To increase the thread capacity, it is recommended to use a rolled thread instead of a cutting process. To increase the bolted joint capacity, utilize multiple smaller fasteners instead of a single larger fastener.
The capacity is also increased by using an improved connector, such as a Superbolt MJT (Multi-Jackbolt Fastener) or Flexnut, which improves the load distribution in the threads and adds elasticity to the bolted joint.
The best way to improve fatigue resistance is to reduce the alternating stresses at the threads. There are three main ways of doing this: Assembly design, assembly tightening, and assembly security.
The assembly design process provides an opportunity for improvement of the load distribution on bolted joints and to reduce the level of external stresses supported by each joint. To facilitate that, keep these principals in mind:
1. Use the highest possible preload
2. Minimize the bolt to load eccentricity
3. Use the largest possible contact surfaces
4. Use the largest possible clamping lengths
5. In most cases, use a preload higher than the working load
Other assembly design options include the use of necked-down studs or bolts, and the use of elastic washers, which counter the effects of relaxation, creeping, and thermal differential elongation.
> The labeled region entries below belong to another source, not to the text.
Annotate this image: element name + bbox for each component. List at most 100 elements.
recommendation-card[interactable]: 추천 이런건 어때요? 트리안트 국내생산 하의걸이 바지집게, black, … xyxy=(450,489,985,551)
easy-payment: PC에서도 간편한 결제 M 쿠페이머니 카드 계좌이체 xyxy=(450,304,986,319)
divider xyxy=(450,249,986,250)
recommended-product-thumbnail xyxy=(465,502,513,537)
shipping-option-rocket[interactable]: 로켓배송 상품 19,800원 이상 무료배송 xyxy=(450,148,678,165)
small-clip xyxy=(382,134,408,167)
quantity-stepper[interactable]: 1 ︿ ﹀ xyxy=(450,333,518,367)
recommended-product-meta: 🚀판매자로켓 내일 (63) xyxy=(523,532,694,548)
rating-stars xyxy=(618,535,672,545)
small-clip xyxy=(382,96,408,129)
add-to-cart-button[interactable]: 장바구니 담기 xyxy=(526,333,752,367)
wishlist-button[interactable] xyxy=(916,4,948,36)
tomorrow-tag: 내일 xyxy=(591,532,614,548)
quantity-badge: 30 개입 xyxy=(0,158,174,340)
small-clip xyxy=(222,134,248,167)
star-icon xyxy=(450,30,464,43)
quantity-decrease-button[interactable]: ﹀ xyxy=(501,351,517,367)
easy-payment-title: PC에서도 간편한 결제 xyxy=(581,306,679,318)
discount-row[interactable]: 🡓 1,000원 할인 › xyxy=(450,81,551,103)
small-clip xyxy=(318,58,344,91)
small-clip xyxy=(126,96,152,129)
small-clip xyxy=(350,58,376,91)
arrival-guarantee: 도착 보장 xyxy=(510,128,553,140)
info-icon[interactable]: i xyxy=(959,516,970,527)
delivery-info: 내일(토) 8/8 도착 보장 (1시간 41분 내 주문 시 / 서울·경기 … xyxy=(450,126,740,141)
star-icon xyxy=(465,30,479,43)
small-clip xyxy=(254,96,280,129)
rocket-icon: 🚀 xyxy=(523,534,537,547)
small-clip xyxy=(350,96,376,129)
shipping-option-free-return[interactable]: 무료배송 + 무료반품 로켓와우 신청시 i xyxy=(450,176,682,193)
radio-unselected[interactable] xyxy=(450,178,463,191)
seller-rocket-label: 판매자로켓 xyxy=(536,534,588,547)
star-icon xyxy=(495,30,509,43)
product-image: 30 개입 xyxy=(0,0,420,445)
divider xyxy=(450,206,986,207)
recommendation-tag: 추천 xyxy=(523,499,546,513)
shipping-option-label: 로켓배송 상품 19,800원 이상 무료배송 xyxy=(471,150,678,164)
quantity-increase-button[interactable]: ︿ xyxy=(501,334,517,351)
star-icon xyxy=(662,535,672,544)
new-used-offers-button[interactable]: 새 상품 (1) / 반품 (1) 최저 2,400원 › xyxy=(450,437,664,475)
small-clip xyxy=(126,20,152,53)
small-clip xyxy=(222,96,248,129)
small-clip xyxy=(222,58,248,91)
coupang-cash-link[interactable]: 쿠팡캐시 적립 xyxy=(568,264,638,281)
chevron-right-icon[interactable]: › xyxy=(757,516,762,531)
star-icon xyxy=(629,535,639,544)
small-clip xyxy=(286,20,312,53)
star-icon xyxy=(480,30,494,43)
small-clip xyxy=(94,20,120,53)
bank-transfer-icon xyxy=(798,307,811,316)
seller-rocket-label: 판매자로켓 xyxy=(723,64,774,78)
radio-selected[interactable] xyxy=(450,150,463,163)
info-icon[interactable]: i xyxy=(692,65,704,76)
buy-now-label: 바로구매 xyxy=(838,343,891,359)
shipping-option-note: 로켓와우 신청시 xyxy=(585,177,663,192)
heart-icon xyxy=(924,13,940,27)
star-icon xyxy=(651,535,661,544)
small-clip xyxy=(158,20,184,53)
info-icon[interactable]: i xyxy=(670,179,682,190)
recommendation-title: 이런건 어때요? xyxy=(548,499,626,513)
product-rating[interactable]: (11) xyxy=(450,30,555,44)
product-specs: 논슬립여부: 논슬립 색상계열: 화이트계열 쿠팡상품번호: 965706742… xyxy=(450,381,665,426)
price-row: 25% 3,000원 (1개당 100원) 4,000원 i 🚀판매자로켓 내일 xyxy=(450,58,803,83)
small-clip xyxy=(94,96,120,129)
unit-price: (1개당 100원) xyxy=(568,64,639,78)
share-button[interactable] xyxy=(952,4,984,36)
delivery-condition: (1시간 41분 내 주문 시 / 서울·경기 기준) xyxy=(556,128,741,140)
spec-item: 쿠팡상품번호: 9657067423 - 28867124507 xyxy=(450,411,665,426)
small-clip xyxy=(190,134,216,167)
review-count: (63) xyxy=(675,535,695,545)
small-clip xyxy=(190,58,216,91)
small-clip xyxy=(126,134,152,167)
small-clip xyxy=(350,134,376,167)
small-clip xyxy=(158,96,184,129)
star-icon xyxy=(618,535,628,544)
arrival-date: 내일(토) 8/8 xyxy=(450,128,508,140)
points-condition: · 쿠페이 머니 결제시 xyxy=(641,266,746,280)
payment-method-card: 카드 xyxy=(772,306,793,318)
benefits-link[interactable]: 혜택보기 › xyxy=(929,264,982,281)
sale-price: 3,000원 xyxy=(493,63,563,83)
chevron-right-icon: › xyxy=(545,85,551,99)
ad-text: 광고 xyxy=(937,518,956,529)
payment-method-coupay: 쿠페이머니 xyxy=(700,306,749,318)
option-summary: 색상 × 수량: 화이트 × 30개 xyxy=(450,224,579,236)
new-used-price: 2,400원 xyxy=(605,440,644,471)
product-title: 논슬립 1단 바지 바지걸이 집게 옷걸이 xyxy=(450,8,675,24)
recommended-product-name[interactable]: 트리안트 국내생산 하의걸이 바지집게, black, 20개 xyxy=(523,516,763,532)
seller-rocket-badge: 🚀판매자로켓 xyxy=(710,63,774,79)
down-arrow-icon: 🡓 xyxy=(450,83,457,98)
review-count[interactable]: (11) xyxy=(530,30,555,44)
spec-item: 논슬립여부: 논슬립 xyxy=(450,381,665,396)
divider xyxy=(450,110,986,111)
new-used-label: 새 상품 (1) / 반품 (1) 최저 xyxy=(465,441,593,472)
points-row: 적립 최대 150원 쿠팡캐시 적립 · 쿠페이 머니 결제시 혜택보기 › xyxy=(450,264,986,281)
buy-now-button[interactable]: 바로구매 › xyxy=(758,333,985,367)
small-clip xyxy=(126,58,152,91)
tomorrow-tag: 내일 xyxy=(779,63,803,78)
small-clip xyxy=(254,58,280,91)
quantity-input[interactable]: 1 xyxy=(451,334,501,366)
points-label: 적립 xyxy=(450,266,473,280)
With regard to assembly tightening, achieving the necessary preload is the main factor in reducing alternating stresses. It is recommended to use calibrated tools with high accuracy. It is also recommended to use a proper lubricant to achieve preload accuracy, and to reduce the risk of seizing. A suitable tightening sequence should be used to mitigate the risk of un-evenly loaded bolts and to ensure overall bolted joint integrity.
Regarding assembly security, it is recommended to secure the bolted joint against loss of preload. Further, secure the assembly against environmental effects, such as corrosion that could initiate a fatigue crack. This may be done through the selection of suitable materials and/or coatings for parts and fasteners.